Мы идем глухими местами – по земле оленей. Здесь их земля, их пастбища.
Нет ничего причудливей, фантастичней, многоцветней лапландских мхов, и в их числе знаменитого, любимого оленями ягеля. Они пышны и великолепны, как драгоценные ковры и диваны восточного владыки: от белого, белесовато-голубого до темно-пурпурного и коричневого, они бывают всех цветов, всех оттенков. Говорят, север беден красками; но где еще встретишь такое ослепительное богатство красок под ногами? Сочетания цветов причудливы, необычны – и вместе с тем в них есть странное соответствие с окружающим: с небом и лесом, есть какая-то тихая и спокойная гармония красок и тонов. Мхи застилают холмы, подошвы гор, висят на обрывах, прикрывают пуховыми ковриками холодные валуны и сорвавшиеся с гор камни; мхи свисают, как висячие ковры и балдахины, над безумно-быстрыми падунами; они у стволов сосен, как цветные подножия, на тряских кочках болот, всюду охраняют они северную тишину.
И тонкие, еле приметные тропы проложены по ним: это оленьи тропы.
И по этим звериным – не одни оленьи, есть и лисьи – тропам ведут нас лопари. Их география, какое-то особое географическое чутье поразительно: даже в безлесых местах, где нет никаких видимых знаков, по которым определяются стороны света (как, например, по деревьям – северная стороны дерева всегда беднее сучьями и листвой или хвоей), они безошибочно определяют направление. Я не раз проверял их показания по компасу, и всегда они оказывались правы.
Мы живем на ходу, без времени. У нас, где ночь и день различаются тьмой и светом, трудно представить себе, что может день не отличаться от ночи. Вся наша жизнь складывается на этом разделении света и тьмы, дня и ночи.
Летом в Лапландии можно день начать в 12 часов ночи: светло, солнечно, ночью считать два часа дня, вечером – девять утра: как что ни называй – все равно будет свет, свет, свет. Пространство одолевает человека на севере, но время зависит от человека: выкраивай из него, когда хочешь, день, ночь, утро, вечер. В этом отношении путешественник нигде так не волен, как летом на севере.

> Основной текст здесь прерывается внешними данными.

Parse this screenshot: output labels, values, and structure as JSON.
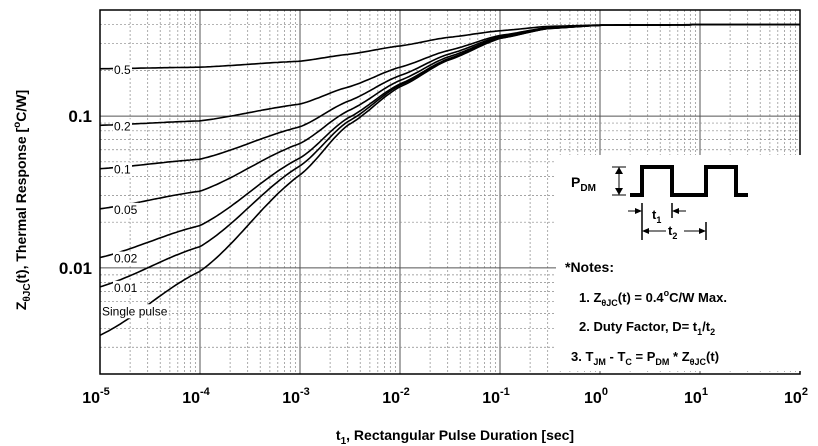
{
  "chart_data": {
    "type": "line",
    "x_scale": "log",
    "y_scale": "log",
    "xlim": [
      1e-05,
      100
    ],
    "ylim": [
      0.002,
      0.5
    ],
    "grid": true,
    "xlabel": {
      "base": "t",
      "sub": "1",
      "rest": ", Rectangular Pulse Duration [sec]"
    },
    "ylabel": {
      "base": "Z",
      "sub": "θJC",
      "rest1": "(t), Thermal Response [",
      "sup": "o",
      "rest2": "C/W]"
    },
    "x_ticks": [
      {
        "value": 1e-05,
        "base": "10",
        "exp": "-5"
      },
      {
        "value": 0.0001,
        "base": "10",
        "exp": "-4"
      },
      {
        "value": 0.001,
        "base": "10",
        "exp": "-3"
      },
      {
        "value": 0.01,
        "base": "10",
        "exp": "-2"
      },
      {
        "value": 0.1,
        "base": "10",
        "exp": "-1"
      },
      {
        "value": 1,
        "base": "10",
        "exp": "0"
      },
      {
        "value": 10,
        "base": "10",
        "exp": "1"
      },
      {
        "value": 100,
        "base": "10",
        "exp": "2"
      }
    ],
    "y_ticks": [
      {
        "value": 0.1,
        "label": "0.1"
      },
      {
        "value": 0.01,
        "label": "0.01"
      }
    ],
    "series": [
      {
        "name": "0.5",
        "points": [
          [
            1e-05,
            0.205
          ],
          [
            0.0001,
            0.21
          ],
          [
            0.001,
            0.23
          ],
          [
            0.003,
            0.255
          ],
          [
            0.01,
            0.29
          ],
          [
            0.03,
            0.33
          ],
          [
            0.1,
            0.365
          ],
          [
            0.3,
            0.39
          ],
          [
            1,
            0.398
          ],
          [
            10,
            0.4
          ],
          [
            100,
            0.4
          ]
        ]
      },
      {
        "name": "0.2",
        "points": [
          [
            1e-05,
            0.087
          ],
          [
            0.0001,
            0.093
          ],
          [
            0.001,
            0.12
          ],
          [
            0.003,
            0.155
          ],
          [
            0.01,
            0.21
          ],
          [
            0.03,
            0.27
          ],
          [
            0.1,
            0.34
          ],
          [
            0.3,
            0.383
          ],
          [
            1,
            0.397
          ],
          [
            10,
            0.4
          ],
          [
            100,
            0.4
          ]
        ]
      },
      {
        "name": "0.1",
        "points": [
          [
            1e-05,
            0.045
          ],
          [
            0.0001,
            0.052
          ],
          [
            0.001,
            0.085
          ],
          [
            0.003,
            0.125
          ],
          [
            0.01,
            0.185
          ],
          [
            0.03,
            0.255
          ],
          [
            0.1,
            0.335
          ],
          [
            0.3,
            0.38
          ],
          [
            1,
            0.397
          ],
          [
            10,
            0.4
          ],
          [
            100,
            0.4
          ]
        ]
      },
      {
        "name": "0.05",
        "points": [
          [
            1e-05,
            0.0245
          ],
          [
            0.0001,
            0.032
          ],
          [
            0.001,
            0.066
          ],
          [
            0.003,
            0.108
          ],
          [
            0.01,
            0.172
          ],
          [
            0.03,
            0.245
          ],
          [
            0.1,
            0.33
          ],
          [
            0.3,
            0.379
          ],
          [
            1,
            0.397
          ],
          [
            10,
            0.4
          ],
          [
            100,
            0.4
          ]
        ]
      },
      {
        "name": "0.02",
        "points": [
          [
            1e-05,
            0.0117
          ],
          [
            0.0001,
            0.019
          ],
          [
            0.001,
            0.053
          ],
          [
            0.003,
            0.097
          ],
          [
            0.01,
            0.163
          ],
          [
            0.03,
            0.238
          ],
          [
            0.1,
            0.327
          ],
          [
            0.3,
            0.378
          ],
          [
            1,
            0.397
          ],
          [
            10,
            0.4
          ],
          [
            100,
            0.4
          ]
        ]
      },
      {
        "name": "0.01",
        "points": [
          [
            1e-05,
            0.0075
          ],
          [
            0.0001,
            0.0138
          ],
          [
            0.001,
            0.047
          ],
          [
            0.003,
            0.092
          ],
          [
            0.01,
            0.16
          ],
          [
            0.03,
            0.236
          ],
          [
            0.1,
            0.326
          ],
          [
            0.3,
            0.378
          ],
          [
            1,
            0.397
          ],
          [
            10,
            0.4
          ],
          [
            100,
            0.4
          ]
        ]
      },
      {
        "name": "Single pulse",
        "points": [
          [
            1e-05,
            0.0036
          ],
          [
            0.0001,
            0.0095
          ],
          [
            0.001,
            0.041
          ],
          [
            0.003,
            0.087
          ],
          [
            0.01,
            0.156
          ],
          [
            0.03,
            0.233
          ],
          [
            0.1,
            0.325
          ],
          [
            0.3,
            0.377
          ],
          [
            1,
            0.397
          ],
          [
            10,
            0.4
          ],
          [
            100,
            0.4
          ]
        ]
      }
    ],
    "inset": {
      "pdm_label": {
        "base": "P",
        "sub": "DM"
      },
      "t1_label": {
        "base": "t",
        "sub": "1"
      },
      "t2_label": {
        "base": "t",
        "sub": "2"
      }
    },
    "notes": {
      "title": "*Notes:",
      "line1": {
        "a": "1. Z",
        "sub": "θJC",
        "b": "(t) = 0.4",
        "sup": "o",
        "c": "C/W Max."
      },
      "line2": {
        "a": "2. Duty Factor, D= t",
        "sub1": "1",
        "b": "/t",
        "sub2": "2"
      },
      "line3": {
        "a": "3. T",
        "sub1": "JM",
        "b": " - T",
        "sub2": "C",
        "c": " = P",
        "sub3": "DM",
        "d": " * Z",
        "sub4": "θJC",
        "e": "(t)"
      }
    }
  }
}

На вторые сутки, почти не спав за все время, мы вышли в долину реки Куны, поросшую густым, дремотным кустарником, а к вечеру были на берегу Имандры, приготовясь ждать карбас в избе, оставленной на лето лопарями. Мы были мокры совершенно; по дороге я без удовольствия рвал в клочья свою непромокаемую накидку, промокшую раньше всего.
Мы ели мокрый хлеб из промокшего непромокаемого мешка.
Лопари по привычке поглядывали на Имандру. Она еще не успокоилась после бури и стелилась серыми всклокоченными буграми, бесконечная и холодная.
– Карбас! – вскричали лопари.
По Имандре плыл большой карбас, направляясь к нашей избе. Через час мы возвращались на нем в Белогубскую. Ямщики везли в Белогубскую господина в пенсне, совершавшего легкую поездку по Лапландии. Оказалось, что он занимается немного этнографией м не прочь «изучать» лопарей, но так как он их почти и не видал, то изучение начинает с наших Ивана и Осипа.
Русские поморы называют лопарей лопаришками; у станционного деда на Белогубской была собака с кличкой Лопин; но лопари не обидчивы, они миролюбивы и отходчивы, как дети.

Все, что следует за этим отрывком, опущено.